Atualmente, além de complexos sistemas que misturam imagens sons e cores na tela de nosso computador, por exemplo, possuímos uma escrita muito desenvolvida, o que nos poupa de queimar folhas ou extrair o sangue de algum animal para transmitir mensagens. No entanto, a falta de conhecimento desse código escrito, ainda hoje, atinge boa parcela de nossa população.
14 milhões de brasileiros (cerca de 8% da população) são analfabetos (IBGE-2008), e se juntarmos a esses números os índices do analfabetismo funcional, que diz respeito àquelas pessoas que, apesar de alfabetizadas, não conseguem ler e interpretar textos simples, o percentual de pessoas com deficiências de leitura beira os 75% de nossa população.
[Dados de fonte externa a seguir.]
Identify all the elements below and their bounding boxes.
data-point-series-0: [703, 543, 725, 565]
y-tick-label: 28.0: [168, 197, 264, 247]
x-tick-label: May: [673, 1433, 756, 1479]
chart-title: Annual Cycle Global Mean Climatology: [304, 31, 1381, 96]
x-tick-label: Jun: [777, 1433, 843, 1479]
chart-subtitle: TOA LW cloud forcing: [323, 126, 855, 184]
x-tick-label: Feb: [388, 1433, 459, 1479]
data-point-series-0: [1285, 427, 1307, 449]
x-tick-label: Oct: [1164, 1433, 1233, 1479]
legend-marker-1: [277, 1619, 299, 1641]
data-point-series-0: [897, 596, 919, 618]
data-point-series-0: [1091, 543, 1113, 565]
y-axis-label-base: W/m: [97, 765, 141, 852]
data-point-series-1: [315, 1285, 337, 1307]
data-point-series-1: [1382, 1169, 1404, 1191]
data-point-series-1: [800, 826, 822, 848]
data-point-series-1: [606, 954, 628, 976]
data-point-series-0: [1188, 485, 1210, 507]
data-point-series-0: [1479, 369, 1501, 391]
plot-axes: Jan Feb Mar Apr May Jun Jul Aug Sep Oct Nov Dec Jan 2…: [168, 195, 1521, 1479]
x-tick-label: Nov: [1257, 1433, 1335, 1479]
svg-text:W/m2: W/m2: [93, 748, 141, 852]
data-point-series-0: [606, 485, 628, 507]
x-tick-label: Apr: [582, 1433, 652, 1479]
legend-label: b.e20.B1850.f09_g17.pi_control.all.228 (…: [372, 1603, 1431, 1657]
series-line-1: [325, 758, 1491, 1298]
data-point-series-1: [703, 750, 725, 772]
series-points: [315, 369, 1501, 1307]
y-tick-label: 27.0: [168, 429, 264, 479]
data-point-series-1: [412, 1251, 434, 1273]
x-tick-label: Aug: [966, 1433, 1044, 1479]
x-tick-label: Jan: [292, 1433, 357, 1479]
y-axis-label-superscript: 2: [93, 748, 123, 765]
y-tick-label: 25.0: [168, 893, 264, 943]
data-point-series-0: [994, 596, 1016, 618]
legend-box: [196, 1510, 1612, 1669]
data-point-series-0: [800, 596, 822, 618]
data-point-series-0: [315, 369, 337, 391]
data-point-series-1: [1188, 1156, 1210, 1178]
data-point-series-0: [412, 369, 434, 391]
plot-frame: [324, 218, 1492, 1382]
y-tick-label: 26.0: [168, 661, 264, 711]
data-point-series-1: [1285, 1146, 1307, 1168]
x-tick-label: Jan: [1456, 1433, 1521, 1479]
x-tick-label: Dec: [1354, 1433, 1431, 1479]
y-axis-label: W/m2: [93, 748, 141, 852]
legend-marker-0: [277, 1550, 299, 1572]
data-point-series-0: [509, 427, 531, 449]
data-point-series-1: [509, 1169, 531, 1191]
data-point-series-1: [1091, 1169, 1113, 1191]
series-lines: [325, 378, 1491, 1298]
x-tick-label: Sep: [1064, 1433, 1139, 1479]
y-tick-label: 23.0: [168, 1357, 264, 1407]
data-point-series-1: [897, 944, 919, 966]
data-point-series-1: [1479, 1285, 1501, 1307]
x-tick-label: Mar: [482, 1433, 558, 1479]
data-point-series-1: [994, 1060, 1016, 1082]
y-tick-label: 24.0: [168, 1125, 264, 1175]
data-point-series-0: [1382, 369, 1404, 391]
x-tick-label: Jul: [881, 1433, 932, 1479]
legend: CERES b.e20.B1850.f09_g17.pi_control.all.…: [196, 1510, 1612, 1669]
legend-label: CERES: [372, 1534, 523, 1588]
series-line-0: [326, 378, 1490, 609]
75% da população de um país privada de ter acesso a um universo infinito de possibilidades, pois o simples fato de ser ou não capaz de interpretar os símbolos negros contidos nas pálidas páginas de um livro desencadeia diversas potencialidades. Você mesmo não poderia estar lendo isto, aqui, agora, se informando, criticando, concordando, discordando etc, se não fossemos capazes de compartilhar esse código.
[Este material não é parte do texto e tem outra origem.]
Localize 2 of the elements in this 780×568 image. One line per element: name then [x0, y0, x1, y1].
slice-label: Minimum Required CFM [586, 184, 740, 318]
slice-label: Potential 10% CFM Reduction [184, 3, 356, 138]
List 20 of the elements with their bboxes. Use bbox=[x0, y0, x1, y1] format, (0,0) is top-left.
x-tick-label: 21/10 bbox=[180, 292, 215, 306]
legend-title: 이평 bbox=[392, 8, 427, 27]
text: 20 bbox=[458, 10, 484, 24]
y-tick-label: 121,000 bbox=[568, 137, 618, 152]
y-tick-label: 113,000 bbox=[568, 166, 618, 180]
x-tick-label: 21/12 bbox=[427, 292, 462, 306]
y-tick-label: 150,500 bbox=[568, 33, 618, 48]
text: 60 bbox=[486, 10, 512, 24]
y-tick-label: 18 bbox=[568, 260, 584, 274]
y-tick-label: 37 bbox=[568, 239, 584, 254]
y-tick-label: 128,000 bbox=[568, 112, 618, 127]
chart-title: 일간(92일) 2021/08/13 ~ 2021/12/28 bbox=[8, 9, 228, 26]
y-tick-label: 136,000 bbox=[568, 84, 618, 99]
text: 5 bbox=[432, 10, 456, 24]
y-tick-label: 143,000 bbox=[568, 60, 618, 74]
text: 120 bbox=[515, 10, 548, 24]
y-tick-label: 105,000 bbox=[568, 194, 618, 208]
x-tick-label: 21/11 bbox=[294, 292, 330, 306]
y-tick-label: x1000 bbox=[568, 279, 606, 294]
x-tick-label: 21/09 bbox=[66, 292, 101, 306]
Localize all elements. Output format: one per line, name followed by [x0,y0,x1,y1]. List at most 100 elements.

Códigos esses que têm a capacidade de, ao mesmo tempo, serem objetivos, na medida em que cada sistema utiliza sempre as mesmas letras e símbolos, e subjetivos, na medida em que transpor em palavras algo muitas vezes tão pessoal quanto sentimentos e idéias nem sempre é tarefa simples. Mas a possibilidade está lá: tanto podemos mostrar o que se passa em nosso cérebro quanto ter acesso à parcela da mente que os outros nos tornam acessível através da caneta ou do teclado. Independentemente da complexidade ideológica, filosófica ou o que quer que seja de um texto, a palavra escrita é, indiscutivelmente, dotada da capacidade de nos tocar, mobilizar nossas mentes e corações para que queiramos nos manter informados, entrar em intrigas, desentendimentos, disputas e até mesmo provocar paixões.
Por isso a óbvia necessidade de que a leitura e a escrita plenas se estendam a todos, garantidas como direito que legitima a liberdade de expressão e o devido exercício da cidadania. Para que sejamos capazes de escolher de que lado ficar.
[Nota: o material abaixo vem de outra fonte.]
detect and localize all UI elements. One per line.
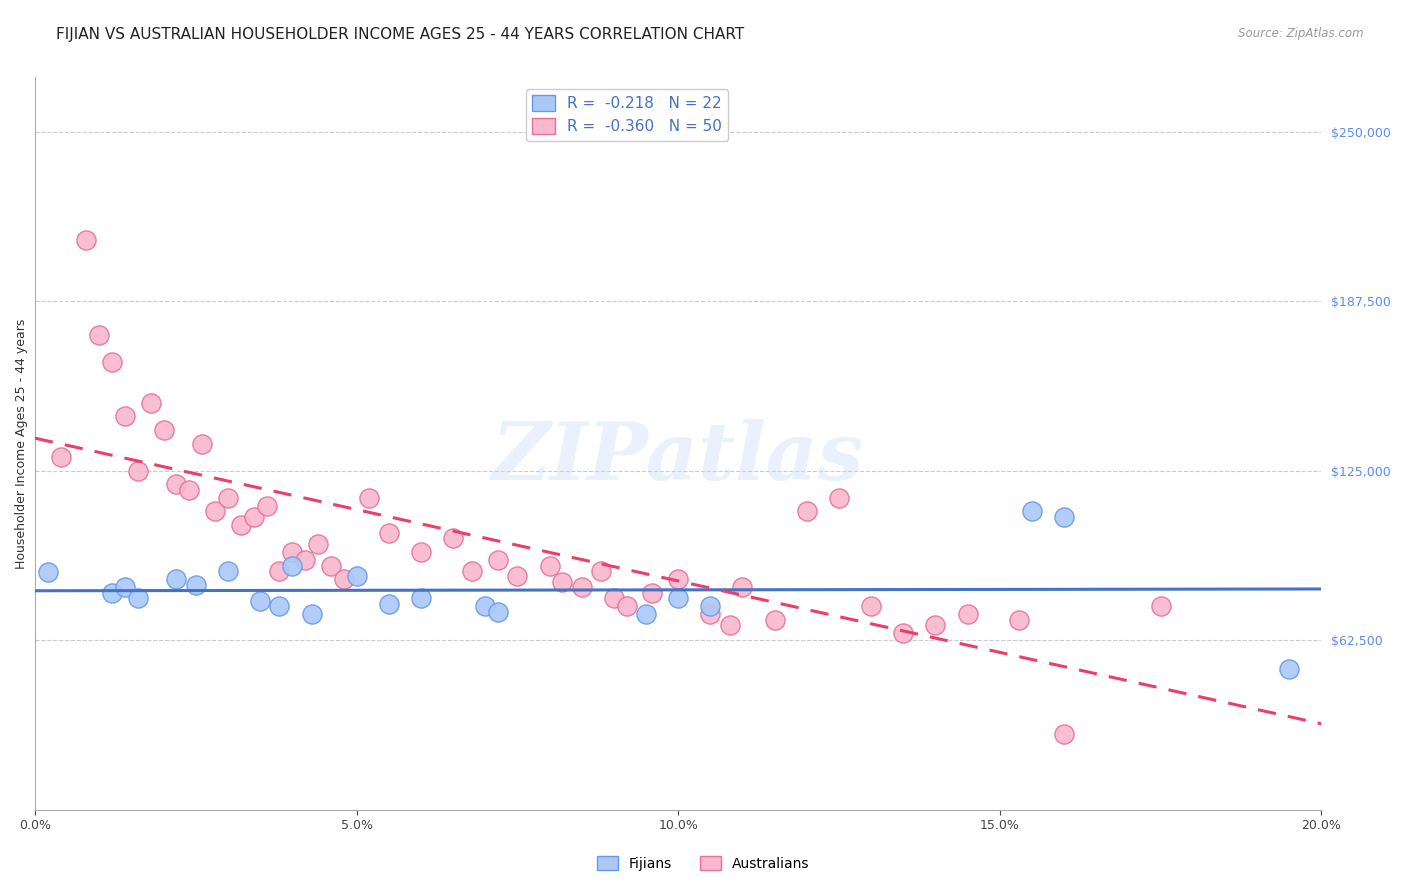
Point bbox=[796, 504, 818, 518]
Point bbox=[101, 585, 124, 599]
Text: ZIPatlas: ZIPatlas bbox=[492, 419, 865, 497]
Point bbox=[301, 607, 323, 622]
Point bbox=[571, 580, 593, 594]
Y-axis label: Householder Income Ages 25 - 44 years: Householder Income Ages 25 - 44 years bbox=[15, 318, 28, 569]
Point bbox=[699, 607, 721, 622]
Text: Source: ZipAtlas.com: Source: ZipAtlas.com bbox=[1239, 27, 1364, 40]
Point bbox=[409, 591, 432, 606]
Point bbox=[229, 517, 252, 532]
Point bbox=[359, 491, 381, 505]
Point bbox=[506, 569, 529, 583]
Point bbox=[474, 599, 496, 614]
Point bbox=[346, 569, 368, 583]
Point bbox=[332, 572, 354, 586]
Point bbox=[538, 558, 561, 573]
Point bbox=[269, 599, 291, 614]
Point bbox=[307, 537, 329, 551]
Point bbox=[924, 618, 946, 632]
Point bbox=[718, 618, 741, 632]
Point bbox=[589, 564, 612, 578]
Point bbox=[49, 450, 72, 464]
Point bbox=[603, 591, 626, 606]
Point bbox=[377, 526, 399, 541]
Point bbox=[166, 477, 188, 491]
Point bbox=[101, 355, 124, 369]
Point bbox=[461, 564, 484, 578]
Point bbox=[89, 328, 111, 343]
Point bbox=[763, 613, 786, 627]
Point bbox=[486, 605, 509, 619]
Point bbox=[217, 564, 239, 578]
Point bbox=[127, 464, 149, 478]
Point bbox=[409, 545, 432, 559]
Legend: R =  -0.218   N = 22, R =  -0.360   N = 50: R = -0.218 N = 22, R = -0.360 N = 50 bbox=[526, 88, 728, 141]
Point bbox=[1008, 613, 1031, 627]
Point bbox=[242, 509, 264, 524]
Point bbox=[256, 499, 278, 513]
Point bbox=[699, 599, 721, 614]
Point bbox=[114, 409, 136, 424]
Point bbox=[217, 491, 239, 505]
Point bbox=[828, 491, 851, 505]
Point bbox=[179, 483, 201, 497]
Point bbox=[1053, 727, 1076, 741]
Point bbox=[281, 545, 304, 559]
Point bbox=[319, 558, 342, 573]
Point bbox=[551, 574, 574, 589]
Point bbox=[204, 504, 226, 518]
Point bbox=[294, 553, 316, 567]
Point bbox=[860, 599, 883, 614]
Point bbox=[37, 566, 59, 580]
Point bbox=[891, 626, 914, 640]
Point bbox=[75, 233, 97, 247]
Point bbox=[152, 423, 174, 437]
Point bbox=[1278, 662, 1301, 676]
Point bbox=[281, 558, 304, 573]
Point bbox=[191, 436, 214, 450]
Point bbox=[486, 553, 509, 567]
Point bbox=[634, 607, 657, 622]
Point bbox=[1053, 509, 1076, 524]
Point bbox=[666, 591, 689, 606]
Point bbox=[184, 577, 207, 591]
Point bbox=[956, 607, 979, 622]
Point bbox=[641, 585, 664, 599]
Point bbox=[114, 580, 136, 594]
Point bbox=[666, 572, 689, 586]
Point bbox=[377, 597, 399, 611]
Point bbox=[249, 594, 271, 608]
Point bbox=[441, 532, 464, 546]
Point bbox=[269, 564, 291, 578]
Point bbox=[1021, 504, 1043, 518]
Point bbox=[127, 591, 149, 606]
Point bbox=[139, 396, 162, 410]
Legend: Fijians, Australians: Fijians, Australians bbox=[592, 850, 814, 876]
Point bbox=[166, 572, 188, 586]
Point bbox=[731, 580, 754, 594]
Point bbox=[1149, 599, 1171, 614]
Point bbox=[616, 599, 638, 614]
Text: FIJIAN VS AUSTRALIAN HOUSEHOLDER INCOME AGES 25 - 44 YEARS CORRELATION CHART: FIJIAN VS AUSTRALIAN HOUSEHOLDER INCOME … bbox=[56, 27, 745, 42]
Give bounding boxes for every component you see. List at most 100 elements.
Para que todos possam ter a chance de ter sua vida mudada pela filosofia de Paulo Coelho (ou até mesmo achar que a literatura brasileira nunca produziu nada mais medíocre). Para que todos possam ter acesso aos bastidores do poder em Brasília, descritos por Gilberto Dimenstein; possam descobrir por que no ‘Mundo de Sofia’ acontecem coisas tão estranhas; ou se finalmente o ‘Elefante Basílio’ conseguirá ou não virar borboleta e, ainda, ler e reler o ‘Relatório da coisa’ para tentar entender que diabos a Clarice queria dizer com ‘Sveglia’.